Gut, dass wir unser Osterfrühstück im trockenen, warmen Bus genießen können. Wobei der Osterfladen, den wir gestern fabriziert haben, nicht sooo dolle ist. Trotz Weißmehls leicht bräunlich und etwas zu fest. Ich habe hin und her überlegt, woran das liegen kann und ein Verdacht hat sich verfestigt: vielleicht war in der namenlosen kleinen weißen Tüte, die ich verwendet habe, nicht Hefe sondern Sauerteig (den ich immer fürs Brot backen an Bord habe). Ach egal, ist trotzdem ganz schmackhaft.

Nach dem Frühstück fahren wir mal los. Inzwischen ist es Dank Somerzeit auch schon elf. Wir haben uns ganz unverdrossen ein weiteres Naturschutzgebiet ausgeguckt. Es liegt 200 Kilometer östlich von uns und die Beschreibung klingt sehr verlockend:

„Der Nationalpark Tablas de Daimiel ist ein einzigartiges Feuchtgebiet in Europa“, heißt es auf spain.info. Er ist der kleinste der 16 spanischen Nationalparks. Da er sich in der halbariden Region von La Mancha befindet, ist er eine Oase für Tiere und Pflanzen.

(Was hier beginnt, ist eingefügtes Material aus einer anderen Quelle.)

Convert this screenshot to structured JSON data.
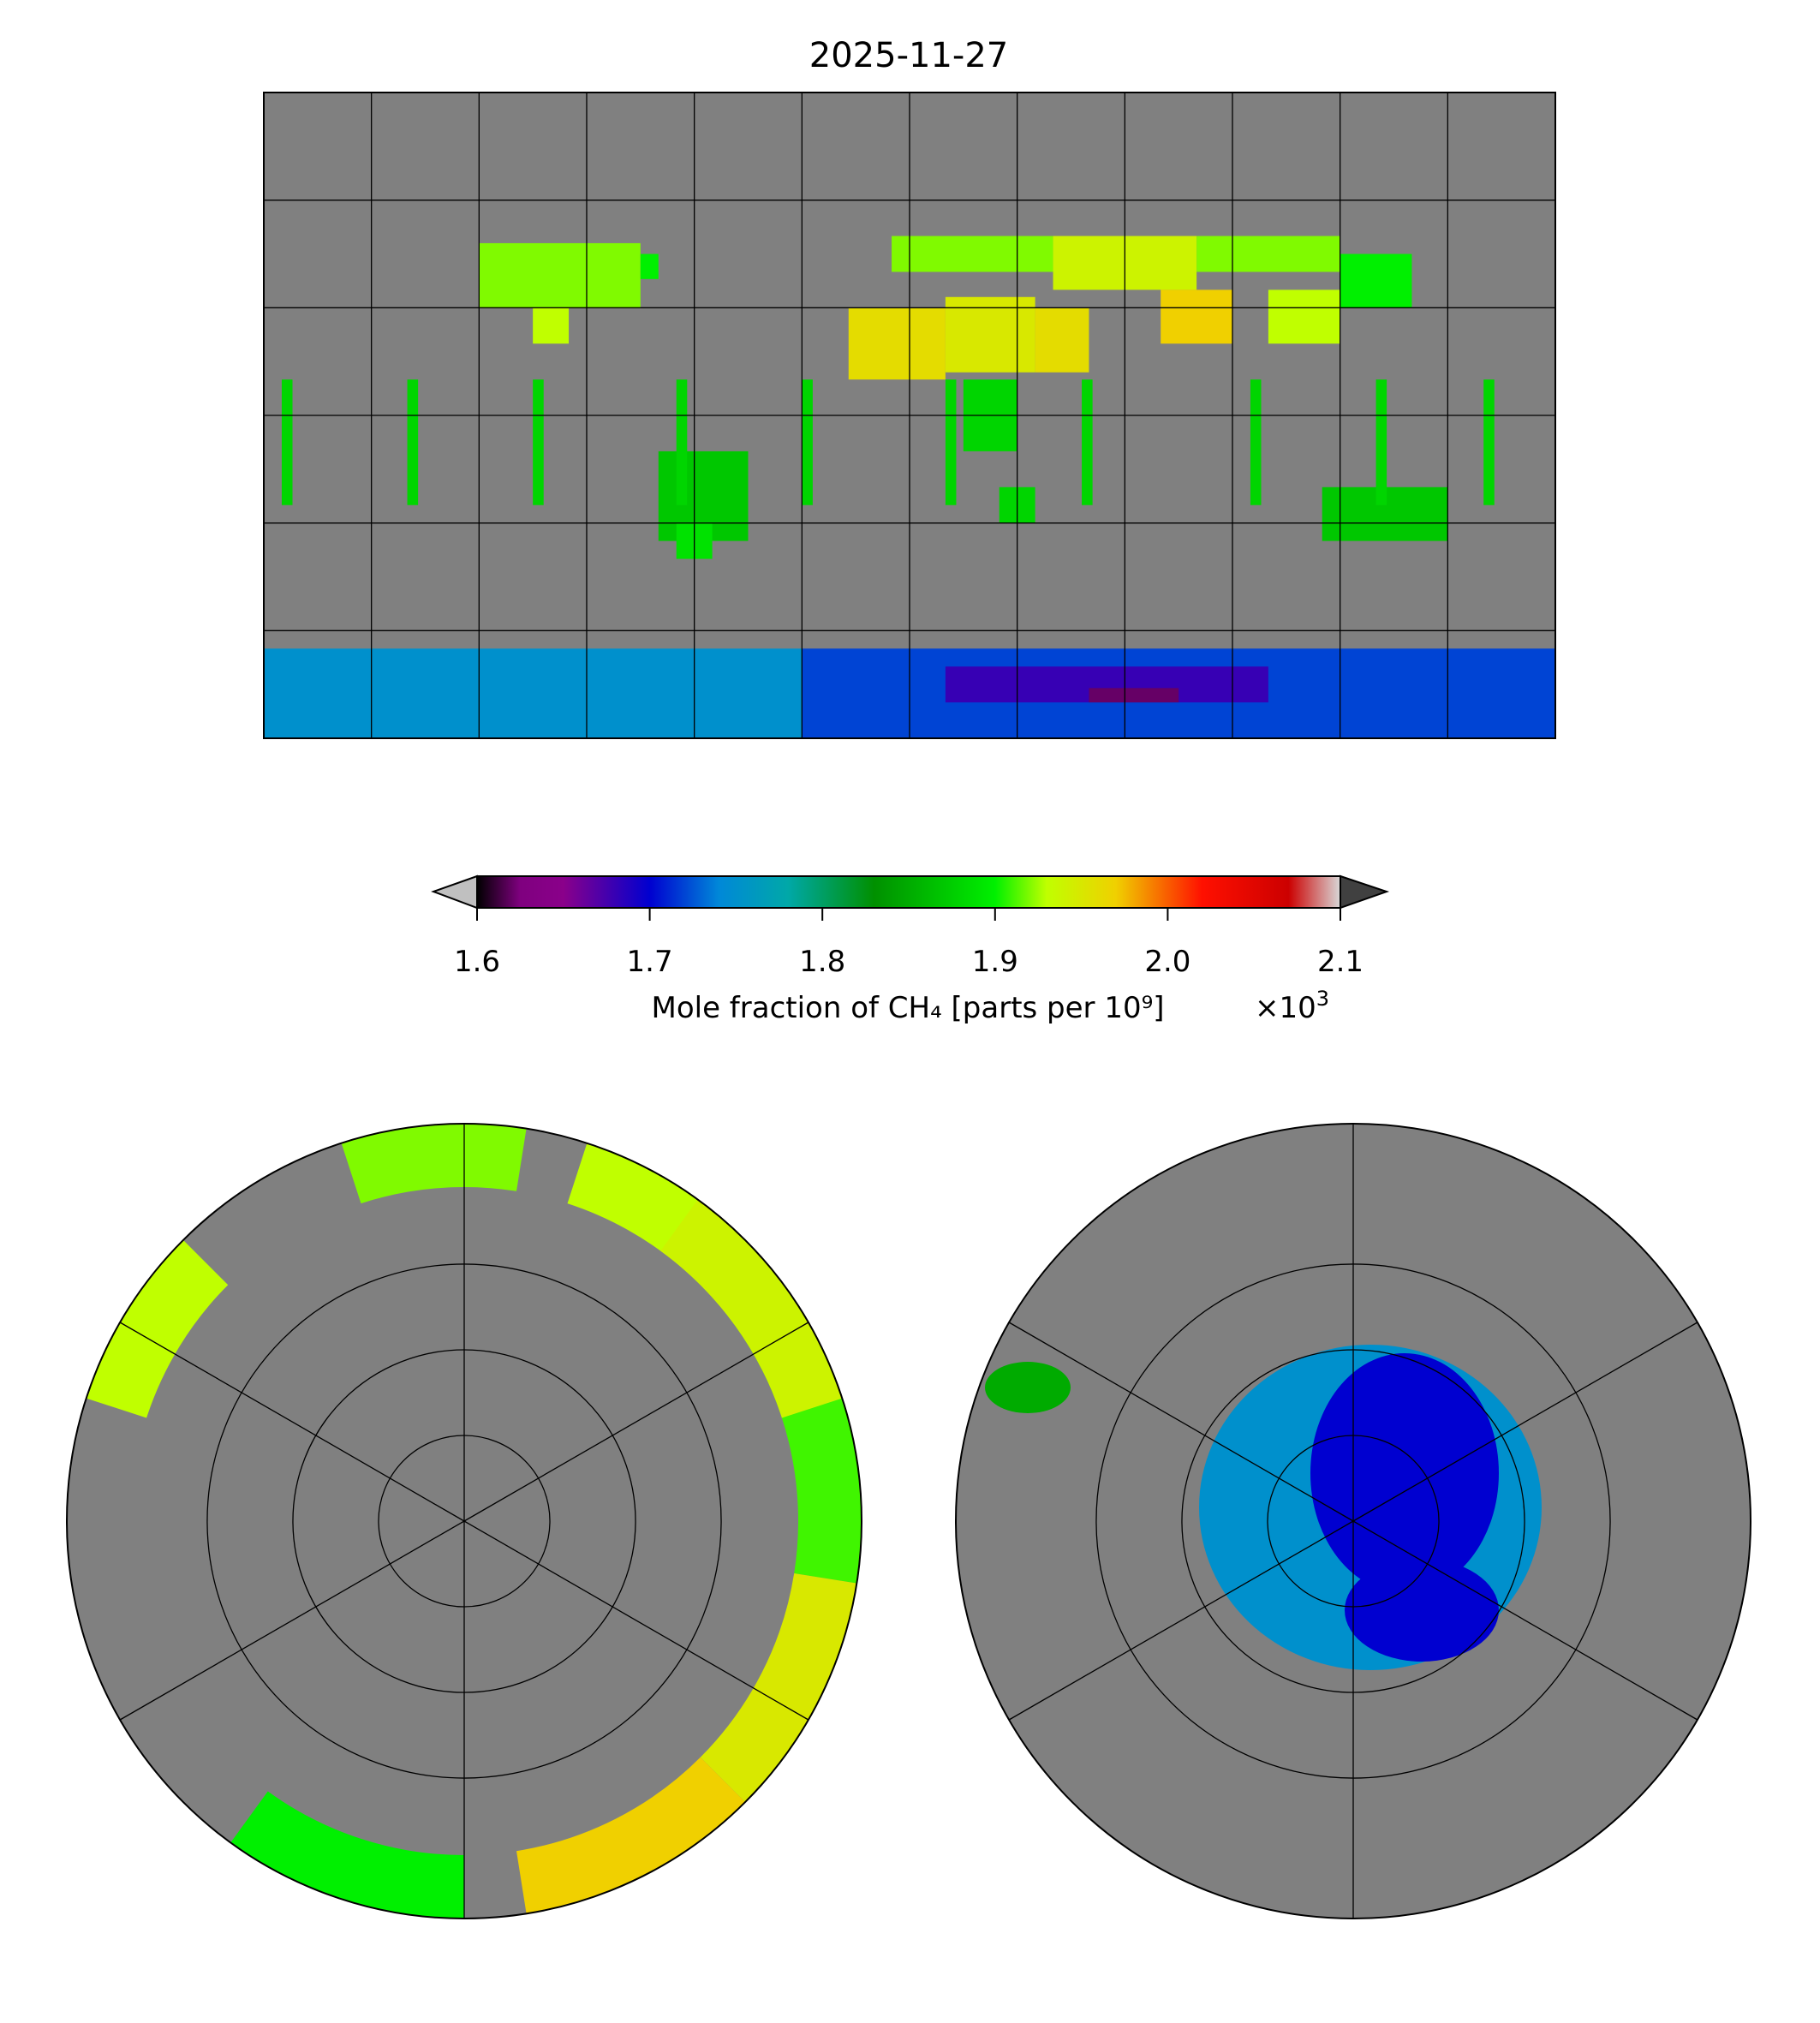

Und für die ist es ja gut, wenn es regnet, oder? Was uns wirklich erstaunt: wir sehen viele volle Stauseen, überflutete Felder, Flüsse, die über die Ufer getreten sind auf unserer Fahrt durchs Land. Gleichzeitig ist in anderen Gegenden Wassermangel. Könnte es vielleicht sein, dass es dem Menschen an ressourcenschonendem Verhalten mangelt?

Es ist schon drei, als wir im Nationalpark ankommen. Dort gibt es einen Stellplatz, auf dem wir über Nacht stehen bleiben dürfen. Es ist noch ein WoMo aus Stuttgart da, sonst keiner. Wunderbar.

Wie gestern kochen wir erstmal Kaffee, denn das funktioniert: es hört auf zu regnen, wir ziehen uns warm an (6 Grad!) und ziehen los.

Das Feuchtgebiet hier wurde von zwei Flüssen und von Grundwasser gespeist. Der Cigüela, der jahreszeitlich bedingt Salzwasser führt, und der Guadiana, der ein reiner Süßwasserfluss ist. Beide Flüsse durften bis in die 60er Jahre frei mändern und Flussplatten und Auen bilden. Durch unterschiedliche Niveaus gab und gibt es Dutzende von Inselchen, die ein Paradies für Tiere sind.

Das natürliche Gleichgewicht wurde Mitte der 70er mit Kanalisierungen und landwirtschaftlicher Umgestaltung heftig attackiert, so dass Teile der Flussplatten irreversibel verschwanden und der Cigüela kein Wasser mehr in das Gebiet führt.

1973 wurde die Flusslandschaft samt ihren Inselchen und Tamariskenwäldern (die einzigen Bäume hier) unter Schutz gestellt und der Nationalpark gegründet.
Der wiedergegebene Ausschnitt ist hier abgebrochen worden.